CEMAC : Une charte pour réglementer la gestion du territoire

(Photo: Rita Willaert)

Qui du cultivateur, du forestier, de l’exploitant minier, ou encore de la conservation d’un patrimoine culturel doit avoir la prééminence sur l’autre sur une terre précise ? Comment gérer les conflits qui opposent les agriculteurs sédentaires et les éleveurs nomades et en quête constante de pâturages ? Comment protéger les droits des femmes, principale utilisatrice des terres pour la production des aliments dans de nombreuses zones rurales ? Que faire des droits ancestraux des populations lorsqu’il est question d’un conflit d’intérêt avec un investisseur de grande envergure ?  Voilà autant de situations conflictuelles qui ne trouvent malheureusement pas de réponse dans les lois foncières actuellement en vigueur dans les Etats de la Communauté Economique Monétaire d’Afrique Centrale (CEMAC). Equation difficile à résoudre pour ces pays de la sous-région dont les lois foncières sont vieilles pour la plupart de 30, 40 voire 50 ans.

Pour trouver des esquisses de solutions à ces problèmes, les Etats de la Cemac ont pour certains, entamé les démarches vers des réformes de leur législation foncière, tandis que d’autres s’apprêtent à le faire. Mais pour que ces réformes puissent résoudre le problème de la jouissance adéquate des différents droits des multi acteurs sur le même espace, « elles devront organiser la cohabitation harmonieuse entre les différents usages de la terre, et garantir la protection des plus faibles que sont les communautés, sans hypothéquer la possibilité pour le secteur privé de développer ses opérations, ni l’aptitude pour l’Etat à conduire ses politiques de développement », suggère Pierre Etienne Kenfack, professeur de droit à l’Université de Yaoundé II.  Un défi majeur pour la Commission  de la Cemac dans la mesure où « les trois axes stratégiques (Energie, Agriculture et Economie forestière, Mines et Métallurgie) identifiés par le Programme Economique Régional comme piliers de la vision 2025 demeurent directement liés à la terre » apprend-on.

Afin d’atteindre son émergence économique en 2025, la Cemac a commandé la production d’une «charte sur les politiques/réformes foncières en zone CEMAC » qui pourra offrir des pistes de réflexion, des orientations aux pays membres, dans leurs différents processus de révision des lois foncières. Le projet de Charte rédigé par l’expert de la GIZ, Angelika Friedrich  a été présenté à Douala au cours d’un atelier qui a réuni du 4 au 6 novembre, les parlementaires, les représentants des administrations foncières et les experts fonciers de la sous-région (Cameroun, RCA, Tchad, République Congo, RDC, Guinée Equatoriale, Gabon).

Il s’agit d’un « document de propositions visant à inspirer et à orienter les réformes foncières dans les pays de la sous-région sur la base du respect de l’équilibre entre les aspects écologique, économique, politique, historique, social et culturel », a résumé Angelika Friedrich.
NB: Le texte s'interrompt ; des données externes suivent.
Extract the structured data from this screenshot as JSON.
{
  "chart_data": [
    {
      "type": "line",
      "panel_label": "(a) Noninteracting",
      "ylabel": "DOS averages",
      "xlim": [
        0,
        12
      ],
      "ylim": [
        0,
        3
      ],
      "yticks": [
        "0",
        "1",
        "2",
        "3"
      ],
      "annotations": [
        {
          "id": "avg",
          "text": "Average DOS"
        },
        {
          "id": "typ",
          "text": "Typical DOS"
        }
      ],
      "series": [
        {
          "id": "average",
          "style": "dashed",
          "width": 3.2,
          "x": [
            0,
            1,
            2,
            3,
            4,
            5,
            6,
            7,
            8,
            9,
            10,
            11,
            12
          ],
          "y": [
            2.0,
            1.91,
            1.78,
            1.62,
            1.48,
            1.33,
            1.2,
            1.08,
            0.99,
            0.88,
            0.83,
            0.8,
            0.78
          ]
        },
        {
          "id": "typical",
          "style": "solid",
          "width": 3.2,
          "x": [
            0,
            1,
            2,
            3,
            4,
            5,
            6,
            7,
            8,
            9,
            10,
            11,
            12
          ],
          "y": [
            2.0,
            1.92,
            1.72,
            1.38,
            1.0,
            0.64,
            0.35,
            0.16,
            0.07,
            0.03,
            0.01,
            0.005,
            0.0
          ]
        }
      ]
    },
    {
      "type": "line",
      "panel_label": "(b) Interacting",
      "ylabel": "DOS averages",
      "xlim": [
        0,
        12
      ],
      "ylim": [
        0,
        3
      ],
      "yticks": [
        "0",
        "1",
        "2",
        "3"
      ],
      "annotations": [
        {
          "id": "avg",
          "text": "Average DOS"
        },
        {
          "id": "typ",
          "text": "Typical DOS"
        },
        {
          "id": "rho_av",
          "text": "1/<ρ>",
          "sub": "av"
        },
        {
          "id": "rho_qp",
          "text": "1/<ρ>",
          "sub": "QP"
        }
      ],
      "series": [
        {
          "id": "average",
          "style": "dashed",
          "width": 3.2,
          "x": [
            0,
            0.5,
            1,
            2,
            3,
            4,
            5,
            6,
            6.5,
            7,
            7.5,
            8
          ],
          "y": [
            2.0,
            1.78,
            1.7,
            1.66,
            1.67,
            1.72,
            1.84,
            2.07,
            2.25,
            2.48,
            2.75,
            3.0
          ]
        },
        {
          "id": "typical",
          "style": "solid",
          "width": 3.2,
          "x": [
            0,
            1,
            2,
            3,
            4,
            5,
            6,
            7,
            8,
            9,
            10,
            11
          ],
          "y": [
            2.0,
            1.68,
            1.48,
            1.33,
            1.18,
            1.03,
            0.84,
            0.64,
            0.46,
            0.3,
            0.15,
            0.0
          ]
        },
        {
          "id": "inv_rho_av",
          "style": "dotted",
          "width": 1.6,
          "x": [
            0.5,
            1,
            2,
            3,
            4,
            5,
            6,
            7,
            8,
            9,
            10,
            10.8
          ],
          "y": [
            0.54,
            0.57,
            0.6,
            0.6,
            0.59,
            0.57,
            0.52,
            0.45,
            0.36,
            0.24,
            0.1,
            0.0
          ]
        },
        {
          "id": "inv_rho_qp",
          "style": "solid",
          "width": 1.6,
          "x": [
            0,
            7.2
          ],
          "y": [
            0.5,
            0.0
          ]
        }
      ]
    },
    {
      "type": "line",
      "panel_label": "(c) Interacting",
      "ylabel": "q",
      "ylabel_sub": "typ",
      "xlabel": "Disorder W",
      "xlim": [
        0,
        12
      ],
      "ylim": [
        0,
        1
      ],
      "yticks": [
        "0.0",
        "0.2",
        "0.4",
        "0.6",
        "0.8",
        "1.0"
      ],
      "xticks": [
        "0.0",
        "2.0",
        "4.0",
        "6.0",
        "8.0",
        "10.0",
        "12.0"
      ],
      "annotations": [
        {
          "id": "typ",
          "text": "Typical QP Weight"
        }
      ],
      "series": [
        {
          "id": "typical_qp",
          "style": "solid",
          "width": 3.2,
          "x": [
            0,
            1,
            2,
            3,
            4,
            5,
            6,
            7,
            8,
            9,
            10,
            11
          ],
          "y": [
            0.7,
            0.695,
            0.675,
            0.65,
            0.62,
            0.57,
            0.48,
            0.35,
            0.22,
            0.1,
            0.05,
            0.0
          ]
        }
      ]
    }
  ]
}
Même si le document met l’accent sur l’émergence économique de la sous-région, il recommande que les Etats dans leurs réformes tiennent compte de la réalité du terrain en reconnaissant par exemple le droit d’accès à la terre comme l’un des éléments centraux pour l’avènement de la stabilité et de la cohésion sociale. Ou encore que les Etats veillent à ce que les investissements et les acquisitions à grande échelle ne conduisent pas à  des expropriations injustes et sans compensations adéquates. La charte recommande aussi aux Etats qu’ils prennent des mesures effectives pour assurer l’utilisation rationnelle des ressources naturelles, la sécurisation des droits fonciers et l’exploitation durable des terres en zone transfrontalière.

Le document qui, au final, se veut  « non contraignant »,  s’est inspirée des instruments politiques régionaux en matière de gouvernance foncière sur le continent entre autres, les directives volontaires de la FAO et le Land Policy Initiative de l’Union Africaine. S’il est adopté par les Etats CEMAC, sa mise en œuvre pourrait « aider à résoudre certaines injustices observées notamment en milieu rural, où, dans la plupart des pays de la sous-région, les droits fonciers coutumiers ne sont pas reconnus aux communautés » commente Djeralar de la société civile tchadienne.

« Nous sommes conscients que posséder une Charte ne suffit pas, il faut encore la comprendre et par la suite, la faire admettre par nos politiques qui voudront s’en référer dans le processus de transformation de leurs droits fonciers », a commenté Fidèle Eya M’ve, représentant de la Cemac qui a ouvert les travaux de Douala.